Pour 2013, le livre représente donc 688 millions $ CA. Toutefois, les librairies indépendantes ne profitent pas de la manne que représente cette hausse. En effet, « la plupart des catégories de points de vente ont enregistré une hausse de leurs ventes de livres », sauf les indépendants. Dans le bulletin Les ventes de livres de 2009 à 2013, que l'OCCQ a publié cette semaine, les données sont assez claires.

 

« Les librairies à succursales et les librairies en milieu scolaire affichent des hausses respectives de 3,4 % et 6,4 % en 2013, tandis que les librairies indépendantes voient leurs ventes chuter de 7,0 %. De 2009 à 2013, la croissance annuelle moyenne des ventes de livres par l'ensemble des librairies est légèrement négative (- 0,5 %) », écrit l'institut de la statistique.

 

En revanche, les ventes réalisées directement par les éditeurs vers les clients, au travers de plateformes, ont connu une croissance de 3,2 %, « marquant ainsi la fin de la période de décroissance causée par les reculs de l'édition scolaire ». Sur l'année, le chiffre d'affaires par habitant est en recul : on passe ainsi de 57 $ CA dépensés en 2009 à 54 $ CA en 2013. 

 

Les ventes sont donc en hausse, mais les problématiques rencontrées par les libraires indépendants ne varient pas.

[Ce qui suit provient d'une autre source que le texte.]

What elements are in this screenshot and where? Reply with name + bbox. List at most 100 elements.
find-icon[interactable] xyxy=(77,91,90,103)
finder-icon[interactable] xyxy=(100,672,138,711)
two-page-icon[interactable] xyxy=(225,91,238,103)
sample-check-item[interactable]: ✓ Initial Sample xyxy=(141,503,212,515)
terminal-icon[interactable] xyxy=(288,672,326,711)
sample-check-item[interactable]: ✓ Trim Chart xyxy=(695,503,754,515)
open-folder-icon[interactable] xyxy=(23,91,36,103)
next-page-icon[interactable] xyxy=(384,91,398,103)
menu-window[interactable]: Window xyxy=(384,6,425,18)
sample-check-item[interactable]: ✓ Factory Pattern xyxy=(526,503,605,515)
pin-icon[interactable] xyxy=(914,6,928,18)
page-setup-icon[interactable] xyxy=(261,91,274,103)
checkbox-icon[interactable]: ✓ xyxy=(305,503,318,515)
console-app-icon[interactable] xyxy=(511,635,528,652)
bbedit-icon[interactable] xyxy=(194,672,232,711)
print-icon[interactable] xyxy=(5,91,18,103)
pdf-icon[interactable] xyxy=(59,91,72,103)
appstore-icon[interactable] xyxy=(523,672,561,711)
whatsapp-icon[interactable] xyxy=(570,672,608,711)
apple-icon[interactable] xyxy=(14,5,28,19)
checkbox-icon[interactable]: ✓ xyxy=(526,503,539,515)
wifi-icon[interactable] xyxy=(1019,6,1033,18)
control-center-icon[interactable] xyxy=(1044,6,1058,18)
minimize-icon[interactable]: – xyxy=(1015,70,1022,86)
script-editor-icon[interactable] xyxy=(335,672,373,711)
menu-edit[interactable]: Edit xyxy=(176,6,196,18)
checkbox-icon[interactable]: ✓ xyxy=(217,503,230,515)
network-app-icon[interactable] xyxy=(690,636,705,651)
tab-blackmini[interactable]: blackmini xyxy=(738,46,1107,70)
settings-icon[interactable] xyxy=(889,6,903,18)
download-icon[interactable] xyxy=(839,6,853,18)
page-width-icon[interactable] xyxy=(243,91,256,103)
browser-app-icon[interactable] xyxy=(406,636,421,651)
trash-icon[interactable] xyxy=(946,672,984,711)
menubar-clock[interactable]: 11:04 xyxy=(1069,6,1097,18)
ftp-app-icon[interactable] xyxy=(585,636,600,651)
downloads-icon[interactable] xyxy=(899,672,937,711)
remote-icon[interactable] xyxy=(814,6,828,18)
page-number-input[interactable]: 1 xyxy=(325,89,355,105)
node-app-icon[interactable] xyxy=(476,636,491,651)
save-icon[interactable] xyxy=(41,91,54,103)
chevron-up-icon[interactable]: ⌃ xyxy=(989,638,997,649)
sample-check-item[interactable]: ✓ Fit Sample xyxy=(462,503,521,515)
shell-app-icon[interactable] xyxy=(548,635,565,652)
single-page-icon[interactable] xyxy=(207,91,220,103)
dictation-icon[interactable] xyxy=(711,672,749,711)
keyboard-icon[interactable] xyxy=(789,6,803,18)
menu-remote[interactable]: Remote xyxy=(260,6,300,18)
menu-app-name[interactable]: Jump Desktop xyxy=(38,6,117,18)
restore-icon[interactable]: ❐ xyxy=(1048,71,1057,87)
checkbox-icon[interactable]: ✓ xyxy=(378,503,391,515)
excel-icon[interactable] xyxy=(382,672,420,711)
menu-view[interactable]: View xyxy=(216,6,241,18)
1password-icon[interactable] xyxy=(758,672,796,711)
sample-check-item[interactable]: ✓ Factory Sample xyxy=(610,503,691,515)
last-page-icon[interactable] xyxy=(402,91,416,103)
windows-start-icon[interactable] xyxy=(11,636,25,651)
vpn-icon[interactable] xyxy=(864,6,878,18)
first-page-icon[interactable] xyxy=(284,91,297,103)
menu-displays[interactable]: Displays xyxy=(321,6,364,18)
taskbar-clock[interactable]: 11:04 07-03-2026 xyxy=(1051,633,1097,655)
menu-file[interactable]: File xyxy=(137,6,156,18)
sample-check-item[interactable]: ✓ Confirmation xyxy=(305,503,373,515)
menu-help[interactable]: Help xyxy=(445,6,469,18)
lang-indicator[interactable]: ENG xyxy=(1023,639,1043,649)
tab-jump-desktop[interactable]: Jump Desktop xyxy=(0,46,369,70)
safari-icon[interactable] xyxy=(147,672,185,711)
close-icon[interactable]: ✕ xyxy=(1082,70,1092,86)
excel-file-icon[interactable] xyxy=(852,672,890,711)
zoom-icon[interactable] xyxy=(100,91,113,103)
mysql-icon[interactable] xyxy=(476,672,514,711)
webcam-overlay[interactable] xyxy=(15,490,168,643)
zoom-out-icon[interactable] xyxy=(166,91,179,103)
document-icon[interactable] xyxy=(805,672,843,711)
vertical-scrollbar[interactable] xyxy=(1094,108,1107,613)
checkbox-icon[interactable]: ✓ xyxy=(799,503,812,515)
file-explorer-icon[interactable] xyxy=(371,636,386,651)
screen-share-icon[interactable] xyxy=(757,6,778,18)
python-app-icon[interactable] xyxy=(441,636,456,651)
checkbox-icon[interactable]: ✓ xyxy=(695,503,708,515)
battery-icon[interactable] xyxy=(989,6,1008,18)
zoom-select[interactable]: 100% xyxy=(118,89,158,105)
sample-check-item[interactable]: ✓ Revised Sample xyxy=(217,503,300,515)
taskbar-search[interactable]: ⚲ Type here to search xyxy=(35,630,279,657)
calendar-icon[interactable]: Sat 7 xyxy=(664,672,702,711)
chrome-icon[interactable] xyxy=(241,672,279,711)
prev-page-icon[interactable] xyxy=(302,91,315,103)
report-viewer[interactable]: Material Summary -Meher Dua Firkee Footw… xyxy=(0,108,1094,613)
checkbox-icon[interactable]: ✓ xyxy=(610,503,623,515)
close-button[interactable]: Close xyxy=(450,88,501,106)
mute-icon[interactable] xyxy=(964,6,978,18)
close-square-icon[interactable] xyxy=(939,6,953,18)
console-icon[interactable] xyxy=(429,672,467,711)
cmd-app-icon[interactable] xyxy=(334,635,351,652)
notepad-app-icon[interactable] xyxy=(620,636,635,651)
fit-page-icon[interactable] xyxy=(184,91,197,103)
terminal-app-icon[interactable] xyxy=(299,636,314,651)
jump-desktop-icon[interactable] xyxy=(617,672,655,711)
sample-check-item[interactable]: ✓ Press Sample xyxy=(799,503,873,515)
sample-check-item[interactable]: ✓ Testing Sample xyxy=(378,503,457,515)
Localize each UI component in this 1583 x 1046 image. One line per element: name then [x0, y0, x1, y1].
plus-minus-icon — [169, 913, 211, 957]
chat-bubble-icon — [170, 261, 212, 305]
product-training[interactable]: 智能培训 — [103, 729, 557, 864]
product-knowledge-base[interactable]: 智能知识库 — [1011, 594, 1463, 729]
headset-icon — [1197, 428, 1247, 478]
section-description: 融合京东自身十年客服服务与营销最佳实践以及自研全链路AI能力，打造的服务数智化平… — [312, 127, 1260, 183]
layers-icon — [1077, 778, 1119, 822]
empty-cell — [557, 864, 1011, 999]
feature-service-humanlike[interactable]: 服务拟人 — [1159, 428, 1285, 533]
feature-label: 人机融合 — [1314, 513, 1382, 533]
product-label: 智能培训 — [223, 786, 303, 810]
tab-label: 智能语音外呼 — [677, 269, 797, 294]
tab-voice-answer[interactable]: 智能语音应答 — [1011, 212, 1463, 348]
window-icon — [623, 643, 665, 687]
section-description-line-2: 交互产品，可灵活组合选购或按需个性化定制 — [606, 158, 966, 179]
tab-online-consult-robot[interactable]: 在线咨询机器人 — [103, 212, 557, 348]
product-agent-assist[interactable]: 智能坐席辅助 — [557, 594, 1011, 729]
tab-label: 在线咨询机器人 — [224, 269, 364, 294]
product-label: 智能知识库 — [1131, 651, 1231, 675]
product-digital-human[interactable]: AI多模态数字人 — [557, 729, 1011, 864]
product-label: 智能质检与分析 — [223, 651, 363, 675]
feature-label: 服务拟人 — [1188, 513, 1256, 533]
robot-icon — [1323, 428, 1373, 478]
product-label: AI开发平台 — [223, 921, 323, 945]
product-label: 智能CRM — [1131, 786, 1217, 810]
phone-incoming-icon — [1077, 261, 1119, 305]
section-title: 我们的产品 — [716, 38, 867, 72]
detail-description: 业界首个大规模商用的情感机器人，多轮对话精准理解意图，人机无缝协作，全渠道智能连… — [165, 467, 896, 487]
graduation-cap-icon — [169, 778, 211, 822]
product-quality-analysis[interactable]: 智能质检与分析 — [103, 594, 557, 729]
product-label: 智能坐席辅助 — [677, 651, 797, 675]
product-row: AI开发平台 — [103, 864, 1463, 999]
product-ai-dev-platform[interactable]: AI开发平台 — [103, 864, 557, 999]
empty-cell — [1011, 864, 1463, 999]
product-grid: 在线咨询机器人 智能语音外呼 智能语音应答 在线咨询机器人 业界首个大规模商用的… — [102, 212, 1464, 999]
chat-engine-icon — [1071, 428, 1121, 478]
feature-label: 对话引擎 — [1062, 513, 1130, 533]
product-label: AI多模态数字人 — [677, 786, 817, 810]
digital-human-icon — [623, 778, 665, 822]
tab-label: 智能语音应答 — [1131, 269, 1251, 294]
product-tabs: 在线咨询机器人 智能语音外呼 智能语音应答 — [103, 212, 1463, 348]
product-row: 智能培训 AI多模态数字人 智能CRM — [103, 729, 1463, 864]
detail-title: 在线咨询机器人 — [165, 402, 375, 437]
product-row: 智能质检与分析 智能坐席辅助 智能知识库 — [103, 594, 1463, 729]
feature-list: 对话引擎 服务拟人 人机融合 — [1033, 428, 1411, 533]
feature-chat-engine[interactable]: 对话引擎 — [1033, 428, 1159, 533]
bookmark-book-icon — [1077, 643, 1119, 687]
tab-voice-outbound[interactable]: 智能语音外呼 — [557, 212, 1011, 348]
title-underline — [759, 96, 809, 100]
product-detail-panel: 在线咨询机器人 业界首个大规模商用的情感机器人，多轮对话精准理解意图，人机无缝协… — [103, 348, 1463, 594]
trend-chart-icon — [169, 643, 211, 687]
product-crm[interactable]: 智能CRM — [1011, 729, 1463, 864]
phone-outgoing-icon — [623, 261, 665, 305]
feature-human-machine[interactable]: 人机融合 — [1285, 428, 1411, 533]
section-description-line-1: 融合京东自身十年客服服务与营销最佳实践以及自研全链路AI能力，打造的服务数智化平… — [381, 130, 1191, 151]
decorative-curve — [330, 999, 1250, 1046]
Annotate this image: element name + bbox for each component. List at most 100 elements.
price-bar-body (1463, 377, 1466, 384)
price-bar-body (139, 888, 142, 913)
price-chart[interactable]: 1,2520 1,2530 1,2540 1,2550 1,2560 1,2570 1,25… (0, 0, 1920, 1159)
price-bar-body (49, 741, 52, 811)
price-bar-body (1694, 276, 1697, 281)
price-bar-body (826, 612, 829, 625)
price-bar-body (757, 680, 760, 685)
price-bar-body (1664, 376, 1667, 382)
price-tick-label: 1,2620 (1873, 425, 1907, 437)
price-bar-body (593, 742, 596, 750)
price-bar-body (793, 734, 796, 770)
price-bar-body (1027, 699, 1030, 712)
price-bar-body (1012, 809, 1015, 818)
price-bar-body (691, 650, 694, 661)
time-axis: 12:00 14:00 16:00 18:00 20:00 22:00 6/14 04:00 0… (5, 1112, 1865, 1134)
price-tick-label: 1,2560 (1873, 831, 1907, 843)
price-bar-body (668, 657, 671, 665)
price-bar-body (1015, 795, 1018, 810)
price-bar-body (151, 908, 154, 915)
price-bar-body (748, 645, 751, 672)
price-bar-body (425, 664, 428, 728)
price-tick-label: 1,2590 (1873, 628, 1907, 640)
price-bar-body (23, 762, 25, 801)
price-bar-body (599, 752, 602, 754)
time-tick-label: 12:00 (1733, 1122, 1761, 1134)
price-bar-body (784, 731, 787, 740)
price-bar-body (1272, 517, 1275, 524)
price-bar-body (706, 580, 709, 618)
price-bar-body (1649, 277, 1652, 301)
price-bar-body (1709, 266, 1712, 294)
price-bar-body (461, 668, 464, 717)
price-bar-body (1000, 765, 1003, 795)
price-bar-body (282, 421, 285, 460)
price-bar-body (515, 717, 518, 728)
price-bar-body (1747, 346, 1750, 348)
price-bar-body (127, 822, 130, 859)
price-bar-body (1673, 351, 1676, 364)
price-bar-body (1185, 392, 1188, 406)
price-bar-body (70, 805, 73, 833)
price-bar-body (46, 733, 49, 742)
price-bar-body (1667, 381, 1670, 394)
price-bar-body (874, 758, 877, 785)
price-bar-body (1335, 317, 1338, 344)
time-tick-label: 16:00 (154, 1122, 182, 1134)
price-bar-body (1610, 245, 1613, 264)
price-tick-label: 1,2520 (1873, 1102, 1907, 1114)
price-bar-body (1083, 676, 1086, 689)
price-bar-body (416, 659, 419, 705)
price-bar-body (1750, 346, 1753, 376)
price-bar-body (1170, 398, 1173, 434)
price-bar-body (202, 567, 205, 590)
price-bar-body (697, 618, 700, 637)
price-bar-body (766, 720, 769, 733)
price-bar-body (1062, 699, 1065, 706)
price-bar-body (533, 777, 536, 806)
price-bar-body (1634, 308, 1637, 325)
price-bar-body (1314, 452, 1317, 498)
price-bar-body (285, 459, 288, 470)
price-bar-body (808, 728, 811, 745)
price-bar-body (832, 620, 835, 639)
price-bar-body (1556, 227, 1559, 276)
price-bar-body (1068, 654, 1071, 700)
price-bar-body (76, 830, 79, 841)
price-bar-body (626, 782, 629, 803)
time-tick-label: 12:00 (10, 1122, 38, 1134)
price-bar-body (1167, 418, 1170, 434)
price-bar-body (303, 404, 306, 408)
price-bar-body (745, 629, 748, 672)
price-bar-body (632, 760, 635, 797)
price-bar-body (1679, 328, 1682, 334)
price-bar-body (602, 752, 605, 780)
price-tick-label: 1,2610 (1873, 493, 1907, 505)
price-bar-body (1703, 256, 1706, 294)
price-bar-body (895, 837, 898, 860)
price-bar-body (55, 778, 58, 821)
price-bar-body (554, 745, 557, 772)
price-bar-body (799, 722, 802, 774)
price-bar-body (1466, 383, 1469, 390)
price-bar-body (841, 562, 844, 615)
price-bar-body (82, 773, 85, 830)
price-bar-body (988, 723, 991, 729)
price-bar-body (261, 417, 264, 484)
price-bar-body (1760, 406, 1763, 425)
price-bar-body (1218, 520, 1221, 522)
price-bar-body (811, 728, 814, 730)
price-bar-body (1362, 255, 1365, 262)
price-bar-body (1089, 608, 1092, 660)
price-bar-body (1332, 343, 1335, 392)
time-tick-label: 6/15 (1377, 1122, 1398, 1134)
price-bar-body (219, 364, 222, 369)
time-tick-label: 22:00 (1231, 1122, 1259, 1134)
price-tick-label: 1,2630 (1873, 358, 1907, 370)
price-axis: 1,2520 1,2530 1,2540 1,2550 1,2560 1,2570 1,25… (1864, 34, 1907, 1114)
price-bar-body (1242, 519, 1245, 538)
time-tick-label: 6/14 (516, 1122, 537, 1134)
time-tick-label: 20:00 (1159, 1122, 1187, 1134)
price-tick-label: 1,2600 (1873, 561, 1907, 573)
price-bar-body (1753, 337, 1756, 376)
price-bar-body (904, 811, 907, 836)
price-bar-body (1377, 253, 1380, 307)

Suffisamment pour que la presse canadienne s'inquiète, une fois de plus, du devenir des librairies indépendantes – alors même que la ministre de la Culture, Hélène David, a clairement affirmé que le prix unique du livre n'était pas une approche qu'elle privilégierait. 

 

Citée par Radio Canada, Katherine Fafar, directrice générale de l'Association des libraires du Québec soutient que quatorze établissements ont fermé entre 2012 et 2013, avec les conséquences que l'on imagine pour les ventes. En revanche, si sur l'ensemble de l'année la librairie indé a pu souffrir, sur les premiers mois de 2014, ce secteur d'activité s'en est bien mieux sorti. Et de pointer les risques que présente la vente en ligne, pour les indépendants. 

 

L'autre inquiétude provient de ce que les éditeurs vendent plus efficacement, en direct, aux clients. À ce titre, une formation a été programmée pour le 14 octobre, afin d'offrir aux libraires une meilleure approche dans leur rôle de médiateur culturel. Une solution, parmi d'autres.